Our group definitely went through all stages of the group development model. I was able to identify each of them as we navigated through the stages. Forming was when we got to know each other. I saw the storming stage when there were small conflicts as we tried to plan our activities together. Once we were able to resolve these conflicts we entered into the norming stage where everything mellowed out which launched us into the performing stage where all the progress and productivity took place. At the end of the week, we experienced the separation stage. Spending a week together engaging in intense activity together made this last stage difficult in saying good-bye to class mates from all around the world.
I left Project Adventure with an entire arsenal of tools and activities to start to build team building programs. In addition, I experienced personal growth and acquired skills that benefit all areas of my life.
A few months after my experience at Project Adventure, I attended an Association of Challenge Course Technology conference in Palm Desert, California. While I participated in facilitation and programming sessions such as “Awesome Ice Breakers and Energizers”, “Using Impactful Debrief Cards”, “Old Games, New Initiatives”, and “Creativity Boot Camp”, I got the most out of a session called “Meaningful Reflection Brings Learning to Life,” with Jennifer Stanchfield. With my second exposure to Experiential Learning, I was becoming very familiar with the philosophies and methodologies behind the concept. Stanchfield taught the philosophies of John Dewey which is based on the learner participating rather than receiving the information. This belief is that more can be learned when one struggles for a solution rather than provided the answer. Dewey also focused on the fact that learners thrive when they are in an environment where they feel valued, respected and supported.

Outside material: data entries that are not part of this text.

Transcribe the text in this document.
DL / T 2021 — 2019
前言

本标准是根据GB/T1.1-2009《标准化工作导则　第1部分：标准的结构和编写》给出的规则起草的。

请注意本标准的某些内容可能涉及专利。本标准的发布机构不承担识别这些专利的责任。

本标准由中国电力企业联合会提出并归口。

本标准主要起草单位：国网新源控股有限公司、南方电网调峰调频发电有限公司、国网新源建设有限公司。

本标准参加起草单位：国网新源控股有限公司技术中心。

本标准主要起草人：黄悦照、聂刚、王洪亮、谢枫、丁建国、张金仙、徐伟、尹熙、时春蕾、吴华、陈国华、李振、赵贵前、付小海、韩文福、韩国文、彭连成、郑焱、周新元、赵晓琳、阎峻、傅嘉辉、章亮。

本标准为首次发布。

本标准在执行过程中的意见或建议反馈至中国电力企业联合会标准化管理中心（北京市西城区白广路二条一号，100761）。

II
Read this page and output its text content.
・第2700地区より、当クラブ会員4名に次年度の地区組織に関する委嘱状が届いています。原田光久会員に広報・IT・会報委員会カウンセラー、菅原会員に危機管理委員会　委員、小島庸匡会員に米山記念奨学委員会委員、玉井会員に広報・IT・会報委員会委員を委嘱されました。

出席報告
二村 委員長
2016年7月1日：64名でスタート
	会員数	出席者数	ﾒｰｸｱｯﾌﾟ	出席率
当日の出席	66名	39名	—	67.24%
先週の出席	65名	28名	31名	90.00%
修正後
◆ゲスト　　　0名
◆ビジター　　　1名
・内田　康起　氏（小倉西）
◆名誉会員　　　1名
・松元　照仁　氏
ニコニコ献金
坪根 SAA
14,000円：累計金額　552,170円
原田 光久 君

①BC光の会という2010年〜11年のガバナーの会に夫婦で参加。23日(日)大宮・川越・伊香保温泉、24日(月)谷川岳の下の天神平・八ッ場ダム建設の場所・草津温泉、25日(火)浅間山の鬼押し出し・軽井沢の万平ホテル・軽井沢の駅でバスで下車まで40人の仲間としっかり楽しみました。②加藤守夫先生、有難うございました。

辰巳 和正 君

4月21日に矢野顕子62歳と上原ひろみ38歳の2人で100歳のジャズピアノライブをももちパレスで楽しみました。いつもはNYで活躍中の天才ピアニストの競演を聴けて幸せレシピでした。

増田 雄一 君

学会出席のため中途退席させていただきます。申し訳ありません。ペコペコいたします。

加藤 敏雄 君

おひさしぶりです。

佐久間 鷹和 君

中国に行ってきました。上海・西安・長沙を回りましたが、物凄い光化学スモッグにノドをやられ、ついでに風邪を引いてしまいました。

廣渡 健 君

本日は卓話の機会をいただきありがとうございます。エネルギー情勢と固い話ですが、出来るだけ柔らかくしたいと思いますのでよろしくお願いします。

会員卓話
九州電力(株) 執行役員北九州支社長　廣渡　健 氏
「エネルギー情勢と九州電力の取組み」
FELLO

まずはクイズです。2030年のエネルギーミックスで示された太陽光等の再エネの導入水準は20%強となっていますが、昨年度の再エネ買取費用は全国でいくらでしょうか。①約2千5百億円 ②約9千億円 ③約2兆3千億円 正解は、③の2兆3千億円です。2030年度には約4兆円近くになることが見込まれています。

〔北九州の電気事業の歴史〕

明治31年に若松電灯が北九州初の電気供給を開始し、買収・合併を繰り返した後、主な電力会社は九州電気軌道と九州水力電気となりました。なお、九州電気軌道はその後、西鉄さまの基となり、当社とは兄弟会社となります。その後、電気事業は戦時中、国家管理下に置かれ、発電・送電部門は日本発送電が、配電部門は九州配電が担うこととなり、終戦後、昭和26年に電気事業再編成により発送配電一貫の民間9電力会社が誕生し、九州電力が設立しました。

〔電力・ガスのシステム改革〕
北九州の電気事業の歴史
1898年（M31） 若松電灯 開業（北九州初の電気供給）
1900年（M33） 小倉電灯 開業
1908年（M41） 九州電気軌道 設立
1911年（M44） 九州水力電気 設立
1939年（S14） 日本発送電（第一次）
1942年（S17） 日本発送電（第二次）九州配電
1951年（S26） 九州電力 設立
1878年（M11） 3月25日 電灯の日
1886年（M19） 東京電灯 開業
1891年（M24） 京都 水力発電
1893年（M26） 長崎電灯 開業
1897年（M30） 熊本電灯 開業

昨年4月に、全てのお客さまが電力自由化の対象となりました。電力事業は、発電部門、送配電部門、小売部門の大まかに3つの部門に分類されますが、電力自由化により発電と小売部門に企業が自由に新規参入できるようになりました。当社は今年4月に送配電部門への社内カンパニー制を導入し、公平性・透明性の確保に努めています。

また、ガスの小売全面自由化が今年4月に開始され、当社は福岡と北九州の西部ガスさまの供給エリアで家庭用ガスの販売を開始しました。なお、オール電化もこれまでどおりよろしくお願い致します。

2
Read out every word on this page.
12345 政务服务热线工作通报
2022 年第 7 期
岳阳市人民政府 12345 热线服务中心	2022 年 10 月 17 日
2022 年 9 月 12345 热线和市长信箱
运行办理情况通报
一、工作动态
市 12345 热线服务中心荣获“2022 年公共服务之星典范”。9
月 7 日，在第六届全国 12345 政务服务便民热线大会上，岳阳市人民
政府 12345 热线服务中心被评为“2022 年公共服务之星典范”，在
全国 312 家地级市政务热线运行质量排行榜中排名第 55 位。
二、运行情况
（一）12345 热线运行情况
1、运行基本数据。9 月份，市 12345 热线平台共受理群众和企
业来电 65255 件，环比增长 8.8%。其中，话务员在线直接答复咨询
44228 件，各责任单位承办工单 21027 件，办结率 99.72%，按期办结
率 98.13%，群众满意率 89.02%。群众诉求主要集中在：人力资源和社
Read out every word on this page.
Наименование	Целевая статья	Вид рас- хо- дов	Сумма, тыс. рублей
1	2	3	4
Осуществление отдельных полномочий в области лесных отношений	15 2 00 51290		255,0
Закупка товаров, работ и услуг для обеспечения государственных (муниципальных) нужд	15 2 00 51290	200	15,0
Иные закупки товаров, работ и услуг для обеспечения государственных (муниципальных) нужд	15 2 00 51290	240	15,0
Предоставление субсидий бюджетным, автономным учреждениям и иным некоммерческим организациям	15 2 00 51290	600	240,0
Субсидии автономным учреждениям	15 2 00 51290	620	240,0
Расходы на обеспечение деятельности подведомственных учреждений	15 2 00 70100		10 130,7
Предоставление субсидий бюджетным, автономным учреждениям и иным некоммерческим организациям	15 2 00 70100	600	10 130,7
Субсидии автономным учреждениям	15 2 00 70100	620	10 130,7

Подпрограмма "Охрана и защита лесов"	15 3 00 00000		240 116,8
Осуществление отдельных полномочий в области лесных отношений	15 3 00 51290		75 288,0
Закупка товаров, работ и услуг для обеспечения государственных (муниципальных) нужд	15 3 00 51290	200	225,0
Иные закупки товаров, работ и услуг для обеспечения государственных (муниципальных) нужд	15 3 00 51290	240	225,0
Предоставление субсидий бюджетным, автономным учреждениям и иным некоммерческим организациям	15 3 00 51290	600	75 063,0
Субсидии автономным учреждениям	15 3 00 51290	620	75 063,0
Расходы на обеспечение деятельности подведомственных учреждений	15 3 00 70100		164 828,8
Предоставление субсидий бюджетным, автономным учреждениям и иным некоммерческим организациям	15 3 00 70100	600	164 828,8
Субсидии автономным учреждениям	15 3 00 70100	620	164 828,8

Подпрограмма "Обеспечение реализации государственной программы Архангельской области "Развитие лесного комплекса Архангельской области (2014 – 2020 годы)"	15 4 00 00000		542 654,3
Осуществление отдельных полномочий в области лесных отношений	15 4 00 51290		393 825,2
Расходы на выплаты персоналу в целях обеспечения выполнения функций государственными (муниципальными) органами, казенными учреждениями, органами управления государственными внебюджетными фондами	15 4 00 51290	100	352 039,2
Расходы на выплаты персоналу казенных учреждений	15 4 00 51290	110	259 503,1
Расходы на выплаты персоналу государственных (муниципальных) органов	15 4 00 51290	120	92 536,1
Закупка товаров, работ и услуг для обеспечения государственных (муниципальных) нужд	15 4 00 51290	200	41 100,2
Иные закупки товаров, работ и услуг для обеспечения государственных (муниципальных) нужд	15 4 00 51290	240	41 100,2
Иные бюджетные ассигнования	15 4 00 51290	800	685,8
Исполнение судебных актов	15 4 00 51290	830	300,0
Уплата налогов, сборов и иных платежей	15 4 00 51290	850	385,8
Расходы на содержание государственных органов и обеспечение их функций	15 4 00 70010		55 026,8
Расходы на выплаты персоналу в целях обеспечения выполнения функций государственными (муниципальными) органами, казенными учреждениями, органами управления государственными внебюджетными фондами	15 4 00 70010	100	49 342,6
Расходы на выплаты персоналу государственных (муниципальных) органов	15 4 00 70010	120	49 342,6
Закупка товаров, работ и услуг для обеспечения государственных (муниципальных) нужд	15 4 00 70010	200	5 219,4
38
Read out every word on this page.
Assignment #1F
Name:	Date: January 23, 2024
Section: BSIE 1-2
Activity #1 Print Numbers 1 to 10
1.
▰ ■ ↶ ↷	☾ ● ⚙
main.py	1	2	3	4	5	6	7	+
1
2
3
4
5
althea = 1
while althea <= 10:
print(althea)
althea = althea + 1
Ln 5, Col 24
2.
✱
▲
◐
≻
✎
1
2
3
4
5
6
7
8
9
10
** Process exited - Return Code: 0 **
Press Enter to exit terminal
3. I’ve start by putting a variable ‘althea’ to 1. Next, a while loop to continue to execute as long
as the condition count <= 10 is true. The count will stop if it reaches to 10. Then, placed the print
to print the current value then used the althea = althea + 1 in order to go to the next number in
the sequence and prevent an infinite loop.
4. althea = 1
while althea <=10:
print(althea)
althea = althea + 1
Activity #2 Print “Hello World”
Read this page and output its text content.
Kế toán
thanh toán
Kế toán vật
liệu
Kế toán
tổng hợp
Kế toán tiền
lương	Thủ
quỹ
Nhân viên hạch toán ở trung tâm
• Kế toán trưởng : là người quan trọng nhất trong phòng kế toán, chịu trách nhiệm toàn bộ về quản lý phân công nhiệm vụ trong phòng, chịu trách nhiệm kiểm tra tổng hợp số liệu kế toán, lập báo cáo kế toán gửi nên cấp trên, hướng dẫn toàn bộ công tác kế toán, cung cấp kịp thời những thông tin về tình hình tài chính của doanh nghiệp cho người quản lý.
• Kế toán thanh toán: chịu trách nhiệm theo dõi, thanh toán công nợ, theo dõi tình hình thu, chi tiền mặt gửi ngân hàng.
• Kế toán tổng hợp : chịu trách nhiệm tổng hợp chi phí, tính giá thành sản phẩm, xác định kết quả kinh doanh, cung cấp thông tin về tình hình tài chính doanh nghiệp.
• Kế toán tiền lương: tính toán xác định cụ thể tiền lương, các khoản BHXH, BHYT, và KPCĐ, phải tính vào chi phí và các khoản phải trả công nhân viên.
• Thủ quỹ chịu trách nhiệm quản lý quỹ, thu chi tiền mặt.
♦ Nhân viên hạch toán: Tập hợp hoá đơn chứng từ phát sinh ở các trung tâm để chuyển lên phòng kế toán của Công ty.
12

Returning with a more profound understanding of experiential learning contributed to my team building program efforts as well as to my personal life. I started with my Utah Olympic Park team in formulating a plan to launch our new programs. We marketed and suggested our team building programs to those that inquired. Our Basecamp area was ready for action in the spring of 2014. Based on information such as group size, goals, timeframe and budget, I designed custom programs to be facilitated by our guides.
I was the lead facilitator for our first ten programs. This gave me the opportunity to make any necessary adjustments. Some of our first groups were Whole Foods employees, Hilton Corporation, Pabst Blue Ribbon and Comcast.
I learned a lot about the team dynamics of groups during my hands on facilitation of the programs. I was able to take what I had learned in programs and in working with these groups to further refine our programs and create training outlines for our staff.
I no longer work in the Group Sales department, but so much of what I was able to take away from my experiences in team building and learning I am able to apply daily in my life especially when it comes to leading my teams at work.